To build a reliable model, we split our dataset into:
- **Training Data**: Used to teach the model (e.g., 80% of the data).
- **Testing Data**: Used to evaluate the model’s performance on unseen data (e.g., 20% of the data).

**Why split?** Without a test set, the model might just memorize the training data and fail on new data—like studying only the exact questions on a practice test but failing the real exam.

**Example**: If you have 100 house price records, you might use 80 to train and 20 to test.

**Question**: Why is it bad to test a model on the same data it was trained on?

**Your Answer**: [Type here, e.g., 'It might memorize the data and not generalize to new examples.']

## 3. Overfitting and Underfitting

Models can fail in two ways:
- **Overfitting**: The model learns the training data *too well*, including noise, and performs poorly on new data.
  - Example: A model that predicts house prices perfectly for your 80 training houses but fails on new houses.
- **Underfitting**: The model is too simple and doesn’t learn enough from the training data, performing poorly on both training and testing.
  - Example: Predicting house prices using only the number of windows (not enough info).

**Analogy**: Overfitting is like memorizing answers without understanding; underfitting is like not studying enough.

**Question**: If a model gets 100% accuracy on training data but only 50% on testing data, is it overfitting or underfitting? Why?

**Your Answer**: [Type here, e.g., 'Overfitting, because it performs too well on training but poorly on testing.']

## 4. Exercise: Analyze a Toy Dataset

Let’s practice with a small dataset about **used cars** and their prices:

| Car ID | Mileage (miles) | Age (years) | Brand | Price ($) |
|--------|-----------------|-------------|-------|-----------|
| 1      | 50000           | 3           | Toyota| 15000     |
| 2      | 80000           | 5           | Honda | 12000     |
| 3      | 20000           | 1           | Ford  | 20000     |
| 4      | 100000          | 7           | Toyota| 9000      |
| 5      | 30000           | 2           | Honda | 18000     |

**Tasks**:
1. **Identify Features and Label**:
   - Features: [List them, e.g., 'Mileage, Age, Brand']
   - Label: [Type here, e.g., 'Price']
2. **Plan a Train/Test Split**:
   - If you have only 5 records, how many would you use for training and testing? Why?
   - Your Answer: [Type here, e.g., '4 for training, 1 for testing, because we need enough data to train but at least one to test.']
3. **Think About Overfitting**:
   - What might cause overfitting in this dataset? (Hint: Think about features or data size.)
   - Your Answer: [Type here, e.g., 'Using too many specific features like car color or having too few data points.']

In [None]:
# Optional: Inspect the dataset using Python (run this cell if pandas is installed)
import pandas as pd

# Create the toy dataset
data = {
    'Mileage': [50000, 80000, 20000, 100000, 30000],
    'Age': [3, 5, 1, 7, 2],
    'Brand': ['Toyota', 'Honda', 'Ford', 'Toyota', 'Honda'],
    'Price': [15000, 12000, 20000, 9000, 18000]
}
df = pd.DataFrame(data)

# Display the dataset
df

## 5. Reflection

**Question**: How could overfitting affect a real-world ML project, like predicting car prices for a dealership? Write 1-2 sentences.

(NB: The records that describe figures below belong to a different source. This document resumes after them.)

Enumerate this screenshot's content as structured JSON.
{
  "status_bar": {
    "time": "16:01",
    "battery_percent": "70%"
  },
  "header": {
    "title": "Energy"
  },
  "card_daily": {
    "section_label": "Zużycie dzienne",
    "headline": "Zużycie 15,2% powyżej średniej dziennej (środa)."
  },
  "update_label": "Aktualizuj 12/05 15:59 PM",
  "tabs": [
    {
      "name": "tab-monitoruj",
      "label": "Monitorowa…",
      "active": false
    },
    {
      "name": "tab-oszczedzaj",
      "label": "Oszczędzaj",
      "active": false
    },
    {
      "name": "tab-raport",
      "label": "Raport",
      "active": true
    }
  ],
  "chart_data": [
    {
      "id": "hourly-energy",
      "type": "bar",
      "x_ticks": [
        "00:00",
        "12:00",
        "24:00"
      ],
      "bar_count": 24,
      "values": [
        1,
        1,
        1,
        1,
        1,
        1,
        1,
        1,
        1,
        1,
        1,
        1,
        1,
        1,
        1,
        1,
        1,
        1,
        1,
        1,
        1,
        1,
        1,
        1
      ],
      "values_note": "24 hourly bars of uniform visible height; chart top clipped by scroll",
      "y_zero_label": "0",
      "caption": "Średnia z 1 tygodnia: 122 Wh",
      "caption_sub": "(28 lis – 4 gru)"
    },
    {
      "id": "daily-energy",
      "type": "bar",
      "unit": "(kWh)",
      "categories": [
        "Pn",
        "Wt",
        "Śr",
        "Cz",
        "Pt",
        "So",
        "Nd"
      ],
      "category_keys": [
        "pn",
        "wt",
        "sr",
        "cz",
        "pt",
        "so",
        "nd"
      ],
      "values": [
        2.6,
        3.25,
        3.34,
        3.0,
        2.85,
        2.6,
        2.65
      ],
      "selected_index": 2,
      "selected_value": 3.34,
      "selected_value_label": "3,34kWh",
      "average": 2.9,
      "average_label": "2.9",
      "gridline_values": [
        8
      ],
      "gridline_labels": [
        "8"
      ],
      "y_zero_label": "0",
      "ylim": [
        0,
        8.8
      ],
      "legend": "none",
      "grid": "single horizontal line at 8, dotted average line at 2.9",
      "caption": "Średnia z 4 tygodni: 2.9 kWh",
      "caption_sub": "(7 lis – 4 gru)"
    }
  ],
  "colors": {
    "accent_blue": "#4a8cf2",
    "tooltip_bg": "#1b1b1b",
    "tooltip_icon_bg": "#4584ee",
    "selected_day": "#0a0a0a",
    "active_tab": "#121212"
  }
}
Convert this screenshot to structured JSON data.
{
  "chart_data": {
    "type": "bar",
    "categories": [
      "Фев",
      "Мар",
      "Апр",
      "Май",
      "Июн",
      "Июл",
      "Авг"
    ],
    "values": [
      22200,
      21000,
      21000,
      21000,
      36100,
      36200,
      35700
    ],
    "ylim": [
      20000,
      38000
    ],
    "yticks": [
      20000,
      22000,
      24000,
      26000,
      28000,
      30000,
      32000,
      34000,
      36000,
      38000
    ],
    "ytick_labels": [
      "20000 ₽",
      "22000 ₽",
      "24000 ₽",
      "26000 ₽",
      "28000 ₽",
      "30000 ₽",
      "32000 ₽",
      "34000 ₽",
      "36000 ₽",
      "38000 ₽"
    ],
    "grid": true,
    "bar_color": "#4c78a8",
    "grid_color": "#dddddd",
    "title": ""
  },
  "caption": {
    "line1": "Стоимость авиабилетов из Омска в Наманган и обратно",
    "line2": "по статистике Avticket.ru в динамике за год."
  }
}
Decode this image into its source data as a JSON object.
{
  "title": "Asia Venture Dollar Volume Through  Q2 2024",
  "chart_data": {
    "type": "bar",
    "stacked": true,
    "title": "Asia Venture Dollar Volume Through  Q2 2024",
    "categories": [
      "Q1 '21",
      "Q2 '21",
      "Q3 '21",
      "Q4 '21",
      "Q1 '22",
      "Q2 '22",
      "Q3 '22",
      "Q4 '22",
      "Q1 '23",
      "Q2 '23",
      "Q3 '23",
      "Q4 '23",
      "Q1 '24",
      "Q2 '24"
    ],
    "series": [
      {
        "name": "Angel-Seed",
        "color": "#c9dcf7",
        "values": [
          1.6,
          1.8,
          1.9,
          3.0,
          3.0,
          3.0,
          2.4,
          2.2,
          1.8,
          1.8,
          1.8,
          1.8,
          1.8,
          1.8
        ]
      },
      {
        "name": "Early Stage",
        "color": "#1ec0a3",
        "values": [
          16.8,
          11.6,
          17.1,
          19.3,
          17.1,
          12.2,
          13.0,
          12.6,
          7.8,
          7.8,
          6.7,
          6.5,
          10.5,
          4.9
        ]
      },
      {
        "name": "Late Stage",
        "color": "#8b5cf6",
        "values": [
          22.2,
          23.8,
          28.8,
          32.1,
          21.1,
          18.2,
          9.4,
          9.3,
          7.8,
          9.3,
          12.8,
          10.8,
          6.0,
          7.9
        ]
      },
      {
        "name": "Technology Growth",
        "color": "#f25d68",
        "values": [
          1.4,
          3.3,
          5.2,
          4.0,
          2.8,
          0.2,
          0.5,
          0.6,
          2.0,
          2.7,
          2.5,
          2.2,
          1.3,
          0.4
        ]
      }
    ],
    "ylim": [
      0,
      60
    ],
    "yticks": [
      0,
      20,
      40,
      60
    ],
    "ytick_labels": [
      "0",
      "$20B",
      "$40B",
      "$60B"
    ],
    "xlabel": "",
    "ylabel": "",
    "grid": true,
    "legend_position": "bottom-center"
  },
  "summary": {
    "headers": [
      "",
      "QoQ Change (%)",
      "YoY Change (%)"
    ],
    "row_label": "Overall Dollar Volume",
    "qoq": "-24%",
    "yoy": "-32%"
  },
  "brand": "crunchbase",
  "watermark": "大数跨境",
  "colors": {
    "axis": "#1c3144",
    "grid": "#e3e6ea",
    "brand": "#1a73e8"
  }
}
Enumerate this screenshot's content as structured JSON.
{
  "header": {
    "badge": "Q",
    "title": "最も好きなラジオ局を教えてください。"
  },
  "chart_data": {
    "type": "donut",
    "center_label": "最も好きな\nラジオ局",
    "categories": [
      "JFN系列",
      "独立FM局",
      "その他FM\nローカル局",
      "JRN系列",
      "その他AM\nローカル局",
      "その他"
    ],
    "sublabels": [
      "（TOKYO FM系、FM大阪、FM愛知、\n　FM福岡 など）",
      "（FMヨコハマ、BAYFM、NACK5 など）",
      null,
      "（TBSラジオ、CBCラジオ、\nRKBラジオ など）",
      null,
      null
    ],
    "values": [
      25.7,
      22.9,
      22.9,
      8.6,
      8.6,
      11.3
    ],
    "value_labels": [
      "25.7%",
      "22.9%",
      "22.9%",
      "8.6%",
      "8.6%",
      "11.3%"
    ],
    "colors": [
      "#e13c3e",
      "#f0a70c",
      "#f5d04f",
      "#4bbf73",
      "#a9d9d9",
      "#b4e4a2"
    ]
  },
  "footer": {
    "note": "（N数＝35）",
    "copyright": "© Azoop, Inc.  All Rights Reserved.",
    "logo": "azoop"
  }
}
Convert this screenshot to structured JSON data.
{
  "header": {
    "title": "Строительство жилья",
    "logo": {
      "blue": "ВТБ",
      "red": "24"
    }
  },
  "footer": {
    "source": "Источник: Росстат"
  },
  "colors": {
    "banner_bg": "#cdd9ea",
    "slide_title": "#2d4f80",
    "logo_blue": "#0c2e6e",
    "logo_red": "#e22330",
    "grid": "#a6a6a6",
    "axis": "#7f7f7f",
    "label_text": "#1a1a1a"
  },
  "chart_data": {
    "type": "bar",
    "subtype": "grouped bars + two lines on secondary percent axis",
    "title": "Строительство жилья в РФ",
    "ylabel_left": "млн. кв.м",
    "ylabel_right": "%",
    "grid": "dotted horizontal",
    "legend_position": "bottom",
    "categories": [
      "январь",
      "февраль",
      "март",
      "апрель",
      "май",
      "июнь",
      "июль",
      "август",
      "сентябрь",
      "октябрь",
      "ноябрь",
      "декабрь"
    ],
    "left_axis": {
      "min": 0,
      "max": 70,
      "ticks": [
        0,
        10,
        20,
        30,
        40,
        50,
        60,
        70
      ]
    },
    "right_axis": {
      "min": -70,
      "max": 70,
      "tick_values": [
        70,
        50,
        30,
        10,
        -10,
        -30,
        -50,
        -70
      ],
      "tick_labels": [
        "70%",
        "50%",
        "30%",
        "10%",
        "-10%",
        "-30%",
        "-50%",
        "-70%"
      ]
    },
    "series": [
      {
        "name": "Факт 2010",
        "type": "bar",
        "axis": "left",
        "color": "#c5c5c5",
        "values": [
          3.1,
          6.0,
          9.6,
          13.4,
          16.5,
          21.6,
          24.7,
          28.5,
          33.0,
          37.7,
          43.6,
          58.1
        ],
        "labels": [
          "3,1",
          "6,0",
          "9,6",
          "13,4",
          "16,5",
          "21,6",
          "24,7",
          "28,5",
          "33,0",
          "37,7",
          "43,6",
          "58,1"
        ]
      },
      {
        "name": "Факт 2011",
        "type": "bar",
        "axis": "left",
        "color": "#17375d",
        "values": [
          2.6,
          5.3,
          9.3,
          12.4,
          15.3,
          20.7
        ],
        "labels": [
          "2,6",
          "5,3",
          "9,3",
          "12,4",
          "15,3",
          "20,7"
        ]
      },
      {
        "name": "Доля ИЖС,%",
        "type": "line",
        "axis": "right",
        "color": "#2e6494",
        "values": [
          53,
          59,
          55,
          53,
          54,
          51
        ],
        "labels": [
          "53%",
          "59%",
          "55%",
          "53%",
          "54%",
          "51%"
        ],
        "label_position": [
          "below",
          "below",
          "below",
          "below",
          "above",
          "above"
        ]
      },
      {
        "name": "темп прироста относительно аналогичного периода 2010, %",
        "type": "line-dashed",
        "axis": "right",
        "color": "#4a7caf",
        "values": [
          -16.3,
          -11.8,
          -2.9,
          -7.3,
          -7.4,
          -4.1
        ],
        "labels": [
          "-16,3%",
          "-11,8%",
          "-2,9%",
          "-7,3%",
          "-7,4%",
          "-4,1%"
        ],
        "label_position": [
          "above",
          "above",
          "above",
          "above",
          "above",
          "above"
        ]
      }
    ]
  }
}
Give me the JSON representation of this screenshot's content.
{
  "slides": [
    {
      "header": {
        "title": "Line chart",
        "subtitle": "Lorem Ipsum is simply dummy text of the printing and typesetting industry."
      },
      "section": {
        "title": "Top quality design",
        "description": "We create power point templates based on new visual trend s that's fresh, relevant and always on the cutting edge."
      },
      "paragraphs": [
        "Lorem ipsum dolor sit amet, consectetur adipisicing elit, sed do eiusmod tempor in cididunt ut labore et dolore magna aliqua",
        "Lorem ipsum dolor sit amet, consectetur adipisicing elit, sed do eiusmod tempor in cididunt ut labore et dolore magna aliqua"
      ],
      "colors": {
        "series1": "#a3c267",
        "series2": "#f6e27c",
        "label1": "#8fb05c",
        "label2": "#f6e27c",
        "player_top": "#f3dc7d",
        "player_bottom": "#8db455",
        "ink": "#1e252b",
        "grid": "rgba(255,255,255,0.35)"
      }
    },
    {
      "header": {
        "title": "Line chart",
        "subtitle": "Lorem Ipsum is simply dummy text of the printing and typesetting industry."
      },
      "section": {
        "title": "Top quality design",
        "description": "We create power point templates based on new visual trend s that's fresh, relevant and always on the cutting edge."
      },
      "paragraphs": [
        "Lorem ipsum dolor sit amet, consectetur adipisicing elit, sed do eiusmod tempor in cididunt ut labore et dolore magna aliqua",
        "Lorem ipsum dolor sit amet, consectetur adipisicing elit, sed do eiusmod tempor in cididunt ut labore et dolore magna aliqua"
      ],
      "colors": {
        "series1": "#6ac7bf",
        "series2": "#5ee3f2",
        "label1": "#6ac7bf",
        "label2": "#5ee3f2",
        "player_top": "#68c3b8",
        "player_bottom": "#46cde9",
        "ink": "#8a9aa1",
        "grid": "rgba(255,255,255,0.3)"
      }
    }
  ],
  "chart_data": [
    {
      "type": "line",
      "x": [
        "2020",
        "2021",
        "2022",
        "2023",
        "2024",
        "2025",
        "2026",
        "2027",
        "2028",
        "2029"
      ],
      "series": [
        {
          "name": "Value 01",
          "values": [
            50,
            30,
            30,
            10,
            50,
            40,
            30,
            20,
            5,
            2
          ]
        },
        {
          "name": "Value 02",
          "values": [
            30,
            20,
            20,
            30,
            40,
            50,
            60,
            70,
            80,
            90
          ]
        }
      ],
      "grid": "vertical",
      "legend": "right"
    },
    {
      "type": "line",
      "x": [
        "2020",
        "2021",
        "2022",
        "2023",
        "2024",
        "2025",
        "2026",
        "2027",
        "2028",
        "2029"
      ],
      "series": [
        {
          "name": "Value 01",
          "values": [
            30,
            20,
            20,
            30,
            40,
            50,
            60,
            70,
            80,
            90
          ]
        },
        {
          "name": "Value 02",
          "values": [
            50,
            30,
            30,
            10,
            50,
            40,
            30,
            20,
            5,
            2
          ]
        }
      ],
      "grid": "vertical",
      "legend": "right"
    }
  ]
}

**Your Answer**: [Type here, e.g., 'Overfitting might make the model predict perfectly for known cars but fail for new ones, costing the dealership money.']

## Next Steps

Great work! You’re building a solid ML foundation. For homework:
- Read a short article on overfitting (e.g., search 'overfitting Towards Data Science').
- Write 1-2 sentences on how to prevent overfitting and bring to class.

Save this notebook and share if requested. In Class 3, we’ll start using scikit-learn to load and split datasets!